Il n'eut pas plutôt perdu l'équilibre, qu'il s'affaissa sur lui-même et se coucha le long du mur, en se disposant à dormir jusqu'au lendemain.

—A boire encore, à boire, boire, boire! murmura-t-il en s'endormant.—La peste du buveur! il faudra le porter dans son lit... Je ne puis faire sentinelle à ses côtés toute la nuit... Si quelques bourgeois venaient à propos... Personne! tout le monde dort... excepté les voleurs et le guet... J'entends là-bas des gens qui passent... Le capitaine de Losse, qui me devait ramener à l'hôtel de l'amiral, ne tient guère sa parole.

Yves de Curson voulut rejoindre les personnes qu'il ne voyait pas, mais qu'il entendait dans le lointain.

Il courut de ce côté; mais le bruit des pas et des voix, qui l'avait guidé, cessa complétement, lorsqu'il se fut engagé dans les rues étroites et tortueuses, voisines de l'Arche-Marion.

Il y avait des chandelles aux fenêtres des maisons: ces rues, ordinairement si ténébreuses, étaient mieux éclairées qu'elles ne l'avaient jamais été en plein jour; elles étaient aussi plus désertes et plus silencieuses que jamais.

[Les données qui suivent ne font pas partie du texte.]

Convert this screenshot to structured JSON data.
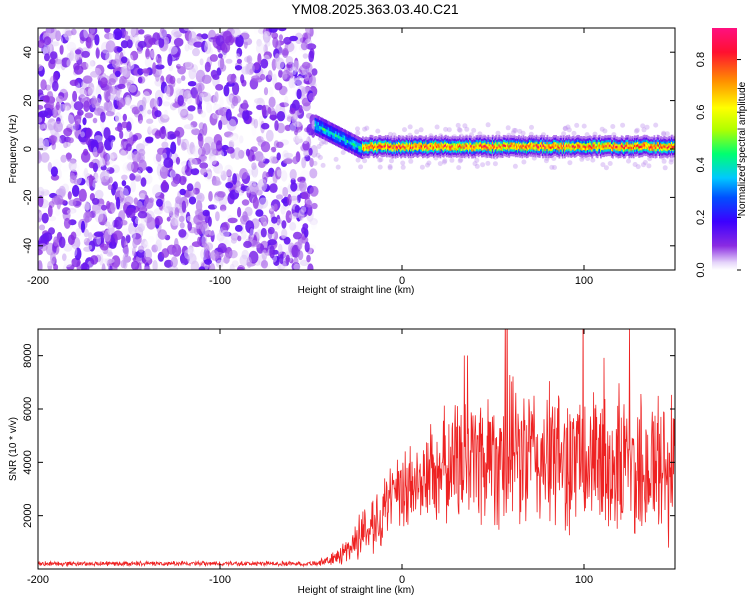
{
  "title": "YM08.2025.363.03.40.C21",
  "chart_data": [
    {
      "type": "heatmap",
      "title": "YM08.2025.363.03.40.C21",
      "xlabel": "Height of straight line (km)",
      "ylabel": "Frequency (Hz)",
      "xlim": [
        -200,
        150
      ],
      "ylim": [
        -50,
        50
      ],
      "x_ticks": [
        -200,
        -100,
        0,
        100
      ],
      "y_ticks": [
        -40,
        -20,
        0,
        20,
        40
      ],
      "colorbar": {
        "label": "Normalized spectral amplitude",
        "range": [
          0,
          0.92
        ],
        "ticks": [
          0.0,
          0.2,
          0.4,
          0.6,
          0.8
        ],
        "colormap": [
          "#ffffff",
          "#dcc8f5",
          "#8a2be2",
          "#3c00ff",
          "#0050ff",
          "#00c8ff",
          "#00ff70",
          "#b0ff00",
          "#ffff00",
          "#ff9000",
          "#ff1030",
          "#ff1080"
        ]
      },
      "regions": [
        {
          "name": "noise",
          "x_range": [
            -200,
            -48
          ],
          "freq_range": [
            -50,
            50
          ],
          "amplitude_range": [
            0.0,
            0.15
          ]
        },
        {
          "name": "transition",
          "x_range": [
            -48,
            -22
          ],
          "freq_start": 10,
          "freq_end": 0,
          "amplitude_range": [
            0.2,
            0.5
          ]
        },
        {
          "name": "signal",
          "x_range": [
            -22,
            150
          ],
          "freq_center": 1,
          "freq_halfwidth": 4,
          "amplitude_range": [
            0.4,
            0.92
          ]
        }
      ]
    },
    {
      "type": "line",
      "xlabel": "Height of straight line (km)",
      "ylabel": "SNR (10 * v/v)",
      "xlim": [
        -200,
        150
      ],
      "ylim": [
        0,
        9000
      ],
      "x_ticks": [
        -200,
        -100,
        0,
        100
      ],
      "y_ticks": [
        2000,
        4000,
        6000,
        8000
      ],
      "color": "#ee2222",
      "series": [
        {
          "name": "SNR",
          "x": [
            -200,
            -150,
            -100,
            -50,
            -40,
            -30,
            -20,
            -10,
            0,
            10,
            20,
            30,
            40,
            50,
            60,
            70,
            80,
            90,
            100,
            110,
            120,
            130,
            140,
            150
          ],
          "values": [
            200,
            200,
            200,
            200,
            300,
            700,
            1500,
            2200,
            2800,
            3300,
            3700,
            4000,
            4200,
            4300,
            4300,
            4200,
            4100,
            4100,
            4000,
            3900,
            3900,
            3800,
            3800,
            3700
          ],
          "spread": [
            100,
            100,
            100,
            100,
            200,
            600,
            1200,
            1500,
            1800,
            2000,
            2300,
            2700,
            3000,
            3200,
            3200,
            3200,
            3100,
            3100,
            3100,
            3100,
            3200,
            3300,
            3500,
            3500
          ]
        }
      ]
    }
  ]
}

Par intervalles, une porte s'ouvrait, et il s'en échappait comme une ombre qui disparaissait sur-le-champ.

M. de Curson appelait et n'obtenait aucune réponse.

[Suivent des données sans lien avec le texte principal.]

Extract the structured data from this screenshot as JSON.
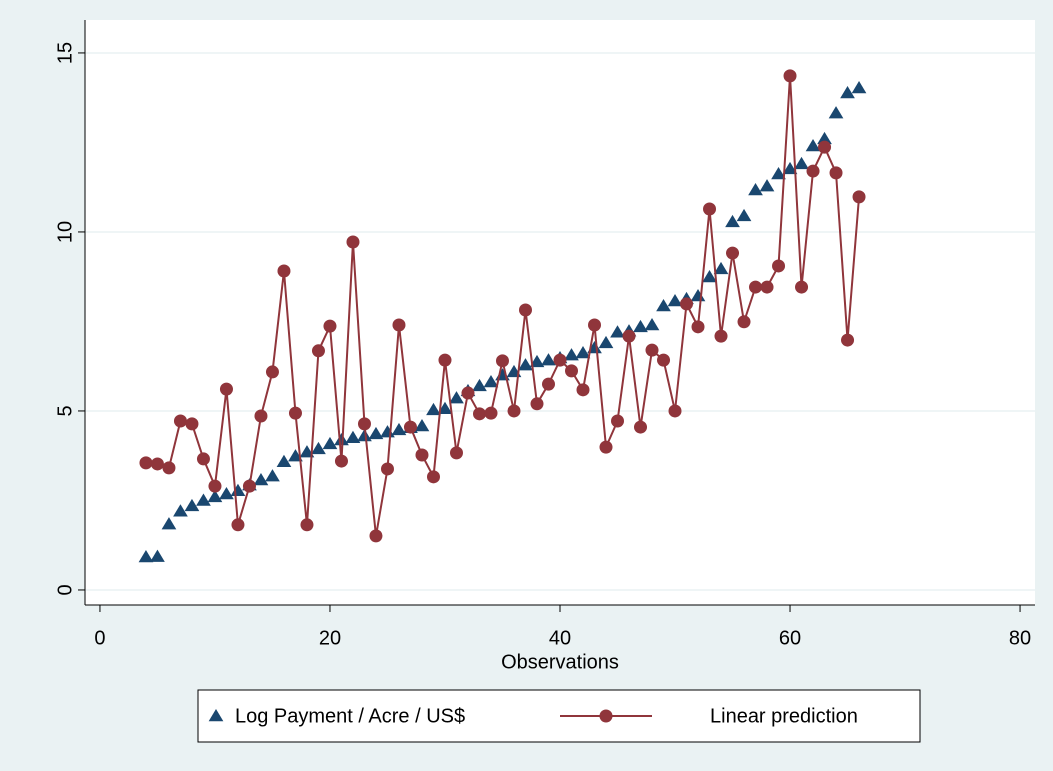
{
  "chart_data": {
    "type": "scatter",
    "x_label": "Observations",
    "x": [
      4,
      5,
      6,
      7,
      8,
      9,
      10,
      11,
      12,
      13,
      14,
      15,
      16,
      17,
      18,
      19,
      20,
      21,
      22,
      23,
      24,
      25,
      26,
      27,
      28,
      29,
      30,
      31,
      32,
      33,
      34,
      35,
      36,
      37,
      38,
      39,
      40,
      41,
      42,
      43,
      44,
      45,
      46,
      47,
      48,
      49,
      50,
      51,
      52,
      53,
      54,
      55,
      56,
      57,
      58,
      59,
      60,
      61,
      62,
      63,
      64,
      65,
      66
    ],
    "series": [
      {
        "name": "Log Payment / Acre / US$",
        "color": "#1a476f",
        "marker": "triangle",
        "line": false,
        "values": [
          0.92,
          0.93,
          1.84,
          2.2,
          2.35,
          2.5,
          2.6,
          2.68,
          2.77,
          2.93,
          3.07,
          3.18,
          3.58,
          3.74,
          3.85,
          3.94,
          4.08,
          4.19,
          4.25,
          4.3,
          4.36,
          4.41,
          4.47,
          4.53,
          4.58,
          5.03,
          5.06,
          5.36,
          5.56,
          5.7,
          5.81,
          6.0,
          6.09,
          6.28,
          6.37,
          6.42,
          6.48,
          6.56,
          6.62,
          6.76,
          6.9,
          7.2,
          7.23,
          7.35,
          7.4,
          7.93,
          8.07,
          8.13,
          8.21,
          8.74,
          8.97,
          10.28,
          10.45,
          11.17,
          11.28,
          11.62,
          11.76,
          11.9,
          12.4,
          12.6,
          13.32,
          13.88,
          14.02
        ]
      },
      {
        "name": "Linear prediction",
        "color": "#90353b",
        "marker": "circle",
        "line": true,
        "values": [
          3.55,
          3.52,
          3.41,
          4.72,
          4.64,
          3.66,
          2.9,
          5.61,
          1.82,
          2.9,
          4.86,
          6.09,
          8.91,
          4.94,
          1.82,
          6.68,
          7.37,
          3.6,
          9.72,
          4.64,
          1.51,
          3.38,
          7.4,
          4.55,
          3.77,
          3.16,
          6.42,
          3.83,
          5.5,
          4.92,
          4.94,
          6.4,
          5.0,
          7.82,
          5.2,
          5.75,
          6.42,
          6.12,
          5.59,
          7.4,
          3.99,
          4.72,
          7.09,
          4.55,
          6.7,
          6.42,
          5.0,
          7.99,
          7.35,
          10.64,
          7.09,
          9.41,
          7.49,
          8.46,
          8.46,
          9.05,
          14.36,
          8.46,
          11.7,
          12.37,
          11.65,
          6.98,
          10.98
        ]
      }
    ],
    "xlim": [
      -1.3,
      81.3
    ],
    "xticks": [
      0,
      20,
      40,
      60,
      80
    ],
    "ylim": [
      -0.42,
      15.92
    ],
    "yticks": [
      0,
      5,
      10,
      15
    ],
    "grid": true,
    "legend": "bottom"
  }
}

Une fois, il distingua une arquebuse sur l'épaule d'un homme qui sortait d'une maison et s'esquivait sans tourner la tête à son appel.

Il essaya d'éveiller quelque marchand dans sa boutique: il frappa rudement à des volets, entre les fentes desquels il avait entrevu de la lumière; mais la lumière s'éteignit, et la boutique resta close et muette.

Il espérait toujours rencontrer une patrouille du guet.

Cette nuit-là, le guet ne se montra nulle part, et les gens sans aveu, qui étaient à cette époque plus nombreux que les soldats du guet, se tinrent renfermés dans leurs cours des Miracles.